Как у кочевников в Сибири, где много болезней и хищников, люди, встречаясь, спрашивают: «Руки, ноги здоровы, бараны наедаются, быки, лошади целы?» Так и у нас теперь на вопрос: «Как дела?» отвечают: «День прошел, и слава Богу, сам жив, скот, корову не увели, лошадь, овчонки, все цело».
Прежде в нашем деревенском быту при встрече, бывало, поблагодарят старого Боженьку за дождик или потужат о засухе, – теперь вот чего уже хуже, рожь без дождя двух вершков от земли в трубку пошла, яровые накануне гибели, а как-то не беспокоятся очень: это дело еще далекое и поправимое, лишь бы для себя день прошел благополучно. Никогда не жил так сельский человек для себя на Руси, как в эпоху отмены частной собственности.
Руки от хозяйства отваливаются. Сейчас бы вот надо подумывать навоз на поле возить, а куда его возить – неизвестно: яровое с грехом пополам разделили, а пар все еще Божий. Справлялись в земельном комитете: там знать не знают, и вот, вот сами эти комитеты полетят, и вместо них, как раньше, будут комитеты волостные. Насмотрелись крестьяне довольно на безотчетное грабительство и хотят взять их дела под учет. Когда-то возьмут, когда-то наладится дело, а пар не делен, и навоз возить некуда.
Приехал барышник лошадь покупать; спрашиваю, как дела. Моргает…
– Идет!
Немец – избавитель, немец – хозяин земли русской пуще всякого Учредительного собрания. Только все-таки окончательно даже и барышник в немце не тверд, – не знает и он, будет ли лучше при немце.
Мы, разные мелкие собственники, учителя, пашущие свой надел помещики, знаем, что нам будет хуже. Так, недалеко от нас немцы заняли край и, когда оставили, – всех буржуазов мужики перебили. Там, в столице, вопрос: «кто лучше?» – патриотический, у нас – шкурный. Хоть разорвись, а не убедить нашего мужика, что это немец идет, а не русский буржуаз.
Есть множество причин возникновения этой легенды, помимо общей: обращения ради к заступничеству немцев. Ведь эта легенда прежде всего родная сестра тому сказанию в начале войны о том, как Вильгельм на аэроплане облетал помещиков и отбирал у них какие-то планы. И потом множество мелочей, например, что германские офицеры почему-то по-русски говорят, что помещики почему-то сразу так легко и неизвестно куда исчезли – куда?
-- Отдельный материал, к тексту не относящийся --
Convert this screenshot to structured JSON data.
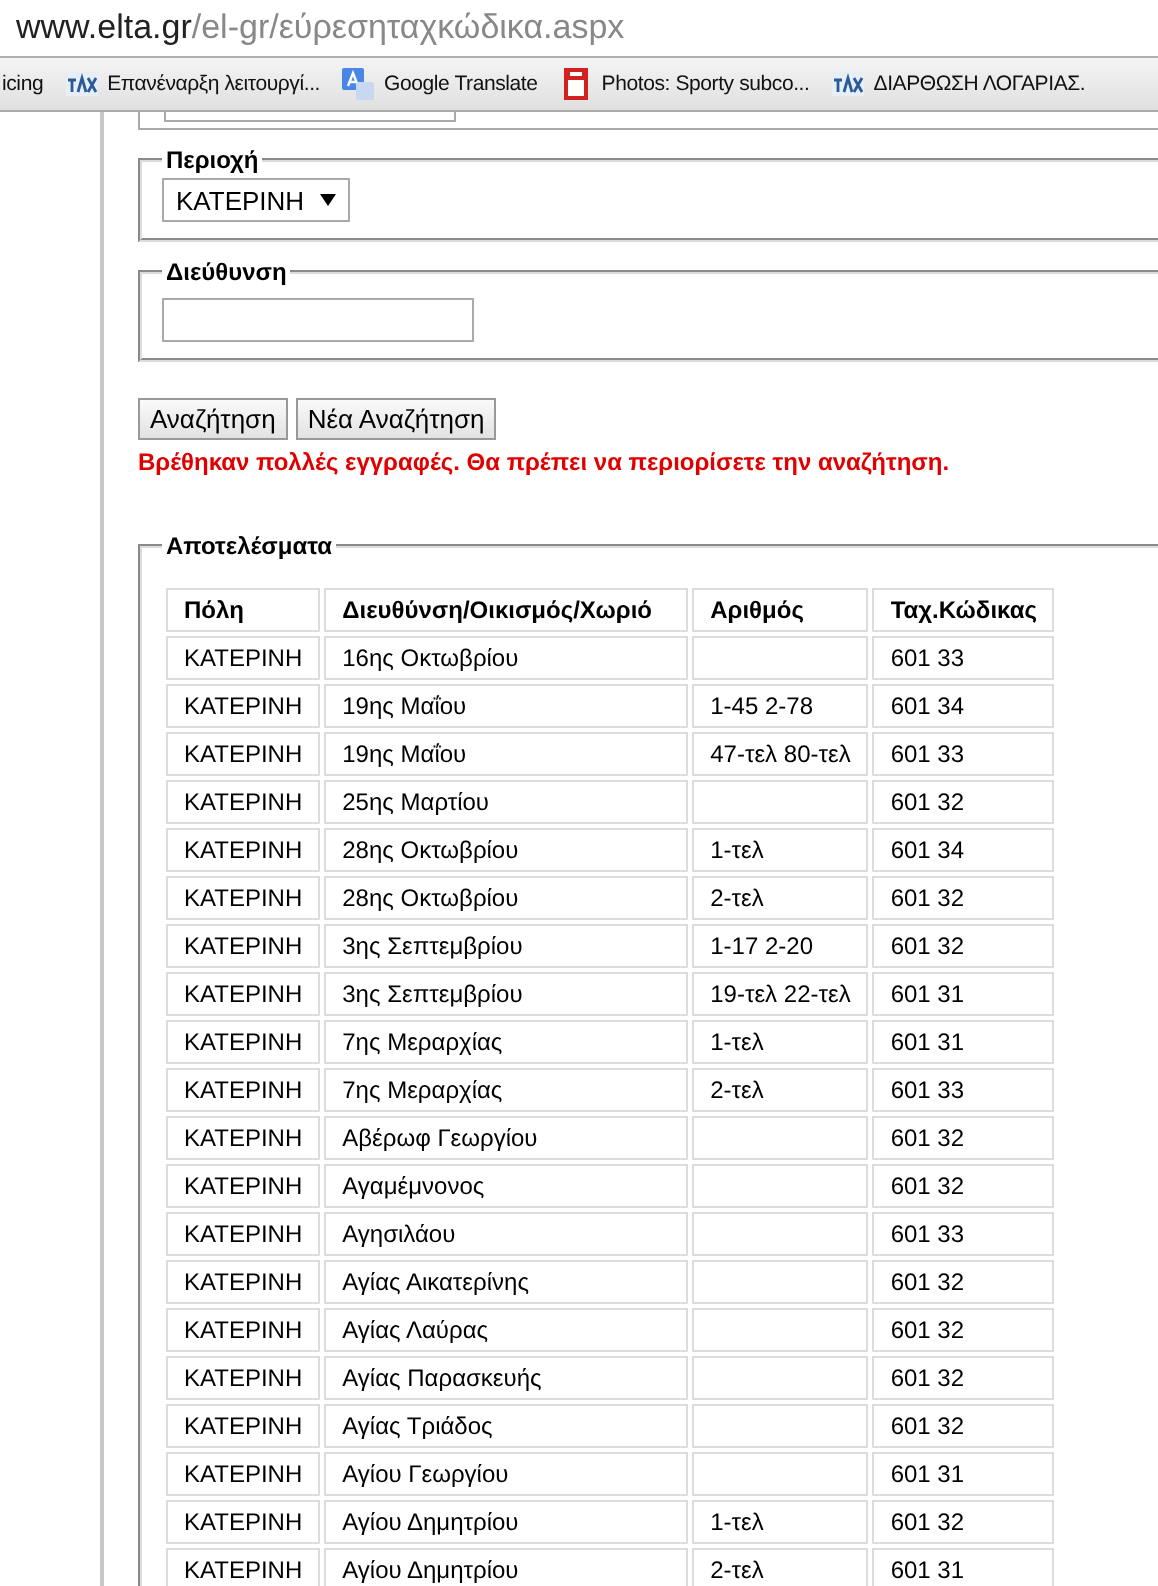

Без этой расположенности русского человека к догадкам никогда не понять вполне, почему это наш крестьянин, такой буржуазный в существе своем вообще, – большевик. Сию минуту был у меня один, который называет себя правым эсером. Он вполне рассудительный, трезвый человек, пока разговаривает о местных делах, но как только наша политическая беседа переходит границу Московского государства и начинается Украина, – он тоже с большевиками: идет не германец, а буржуаз. Дальше, в вопросах мировой войны у него полная путаница, и тут он вполне большевик.
Может быть, в этом случае играет роль само по себе хорошее, вкусное русскому человеку слово «большевики», но я на каждом шагу встречаю здесь веру в хорошего, идеального большевика. Это вера, по-моему, глубоко коренится, несмотря на все видимое.
Дух разрушения, как ветер над пригнутыми стеблями, мчится над головами побитых хозяев; в хозяйстве, в обществе, в государстве все исковеркано, только все еще не покидает русского человека, веками нажитая преданность далекой, исходящей не от мира сего власти, сверхвласти. И нет как-то отношения этого высокого к себе лично вот почему: вероятно, простой человек, почуяв «я – власть», становится грабителем. Так и православный человек, на самых первых порах уразумев, что Бог не вне его, а внутри, «в ребрах», начинает колоть и жечь иконы. Так и весь этот принятый на веру простым народом русским материализм, не есть ли только моменты жизни религиозной души?
«– Послушайте, Павел Иванович! – сказал Мирзоев Чичикову, – я привез вам свободу на таком условии… Ей-ей, дело не в этом имуществе, из-за которого люди спорят и режут друг друга, точно так можно завести благоустройство в здешней жизни, не помысливши о другой жизни. Поверьте-съ, Павел Иванович, что покамест, брося все, из-за чего грызут и едят друг друга на земле, не подумав о благоустройстве душевного имущества, – не установится благоустройство и земного имущества. Наступят времена голода и бедности, как во всем народе, так и порознь во всяком… Это-с ясно. Что ни говорите, ведь от души зависит тело. Как же хотеть, чтобы шло, как следует? Подумайте не о мертвых душах, а о своей живой душе, да и с Богом на другую дорогу!»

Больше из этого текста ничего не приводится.